Film français de Guillaume Nicloux (2024), avec Blanche Gardin, Michel Houellebecq, Luc Schwarz, Franck Monier, Françoise Lebrun, Gaspar Noé, Jean-Pascal Zadi, Francky Vincent, Majid Mounsif, Albert Narayaninsamy, Nathaly Coualy, Rio Marie-Magdelaine, Céline Loco… 1h28. Sortie le 13 mars 2024.

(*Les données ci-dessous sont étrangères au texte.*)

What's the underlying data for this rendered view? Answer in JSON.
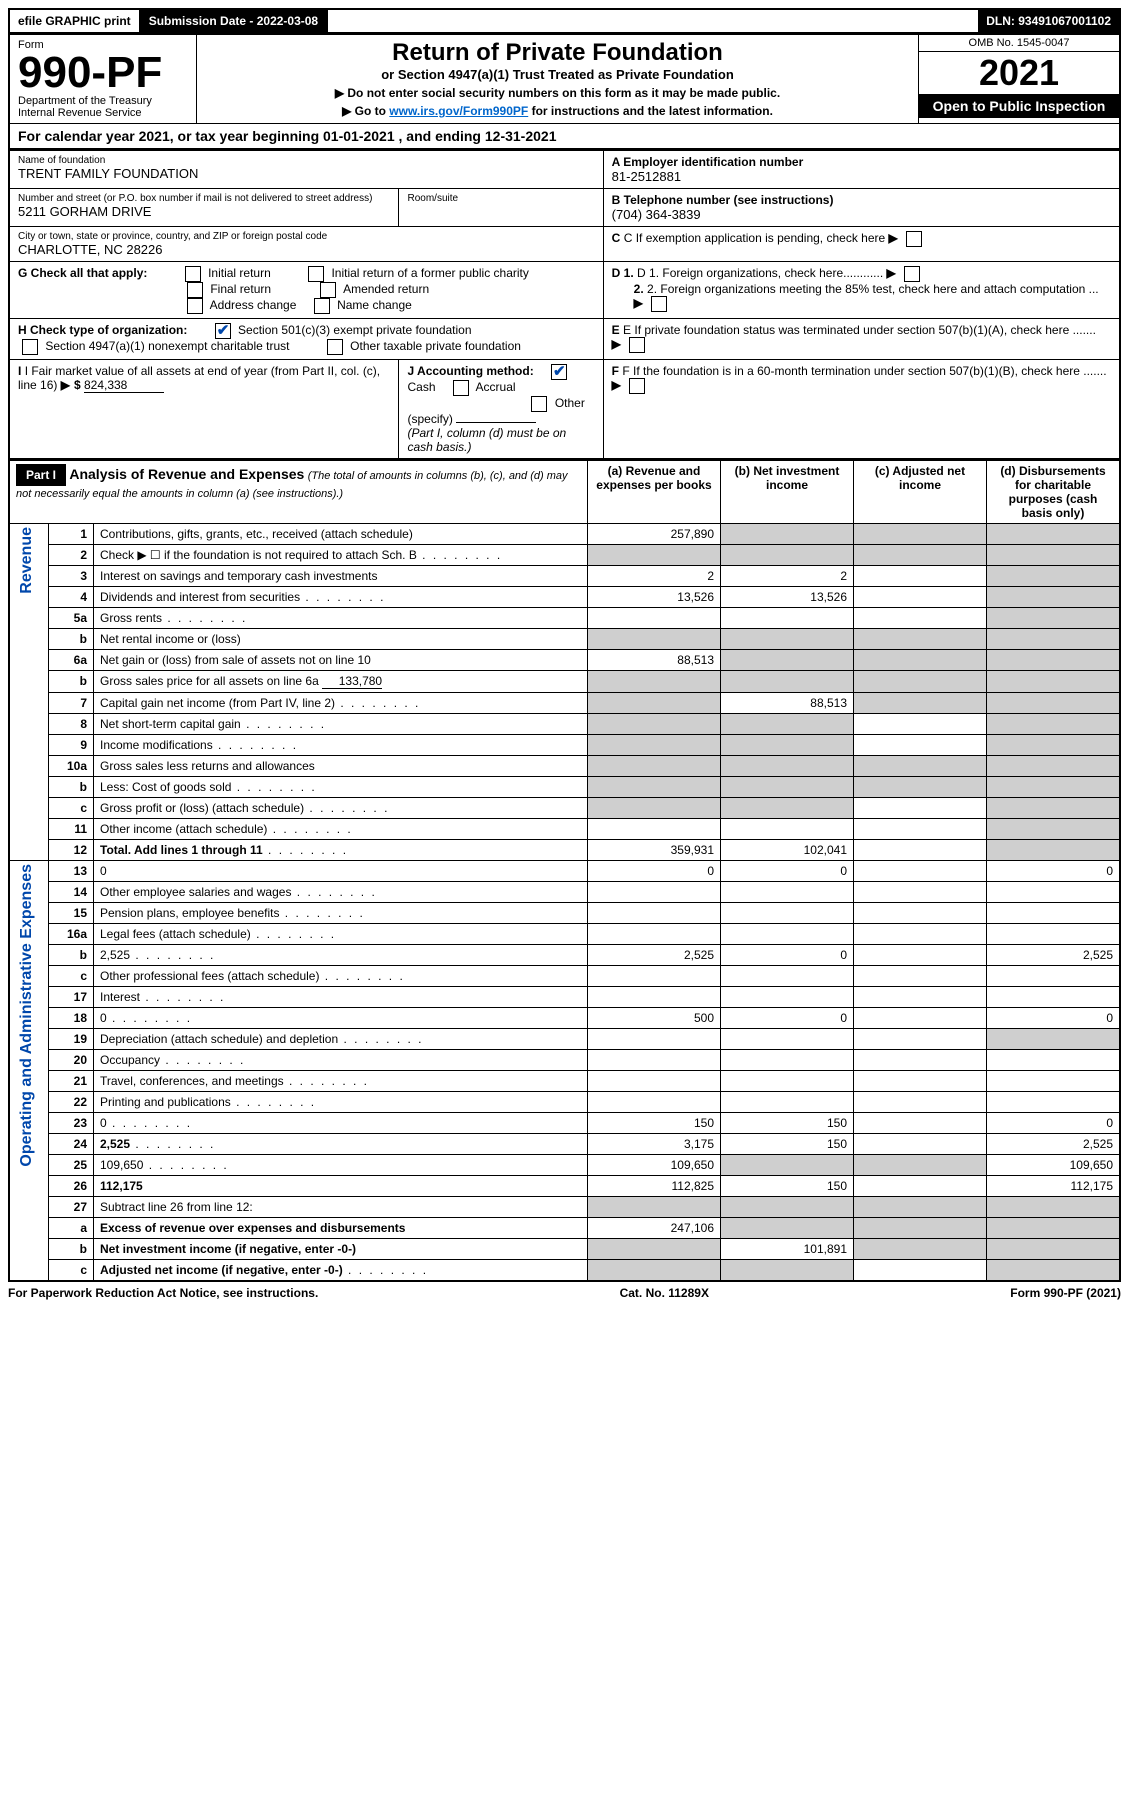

Michel Houellebecq et Blanche Gardin
Prince sans rire
Michel Houellebecq fait partie des figures les plus pittoresques de notre paysage littéraire. Auteur consacré parfois comme un prophète pour ses tableaux au vitriol de la société française contemporaine et controversé en raison de ses prises de position parfois radicales et de sa personnalité affectée par des abus personnels de substances parfois illicites. L’écrivain est par ailleurs devenu l’interprète de plusieurs films, des fictions sur mesure du tandem Kervern-Delépine (Saint Amour et Effacer l’historique) et des comédies délirantes de Guillaume Nicloux dans lesquelles il tient son propre rôle, à la lisière du documentaire et de la comédie de mœurs. Après L’enlèvement de Michel Houellebecq (2014), Near Death Experience et Thalasso (2019), les deux compères ajoutent un nouveau chapitre à ce qui peut désormais être considéré comme un cycle autofictionnel où toute ressemblance avec des éléments de la vie réelle est au moins aussi délibérée que fortuite. L’écrivain se retrouve embarqué cette fois dans un improbable séjour en Guadeloupe où il doit assister à un concours de sosies à son image dont le jury est présidé par Blanche Gardin. Une rencontre moins explosive que pétillante de malice sur un scénario qui accorde la part belle à la spontanéité et à l’improvisation. Non seulement les univers de ces deux acteurs s’accordent à merveille, mais ils sont par ailleurs entourés de personnages pittoresques qui poussent leur contribution vers le pur délire, à l’instar du garde du corps brut de décoffrage que campe Luc Schwarz, un colosse qui n’aurait pas détonné dans l’atmosphère de certaines comédies de Georges Lautner.
Vis comica
Cinéaste insaisissable, Guillaume Nicloux applique un traitement spécifique aux films qu’il bâtit autour de la personnalité de Houellebecq. D’abord parce qu’il le connaît de mieux en mieux et sait jusqu’où il peut l’entraîner. Ensuite parce qu’à partir d’un argument généralement réduit à sa plus simple expression, il laisse suffisamment d’espace à l’écrivain pour se sentir parfaitement à son aise, tout en cultivant une confusion assumée entre la réalité et la fiction. Il suffit de voir défiler les candidats fantasques du fameux concours de sosies pour mesurer le délire qui baigne ce film. Confronté à des gens qui ne lui ressemblent souvent qu’à un vague détail, l’écrivain ne peut cacher sa perplexité et excelle alors sur son registre de prédilection : le stoïcisme pince sans rire. Il devient alors irrésistible et Nicloux en tire le meilleur profit en guettant ses réactions face à une situation totalement absurde. Il n’est pourtant question ici ni de composition étudiée ni même de direction d’acteurs à proprement parler, mais d’un sens de l’observation qui permet au metteur en scène d’exploiter au mieux chaque séquence en s’appuyant sur la nature de ce personnage aussi pittoresque que fantasque, tellement libre d’esprit qu’il ne semble jamais rien calculer ni préméditer. Le regard de Nicloux reste toutefois bienveillant et l’observe avec une certaine tendresse sans jamais esquisser la moindre moquerie. C’est précisément cette absence totale de cynisme qui caractérise l’humour ravageur et décomplexé de cette tranche de vie. Avec en prime des apparitions désopilantes dans leurs propres rôles de Gaspar Noé, Jean-Pascal Zadi et même Francky Vincent. Autant de happenings savoureux dans un film qui pratique à merveille l’art de la déroute et a le bon goût de ne jamais se prendre au sérieux.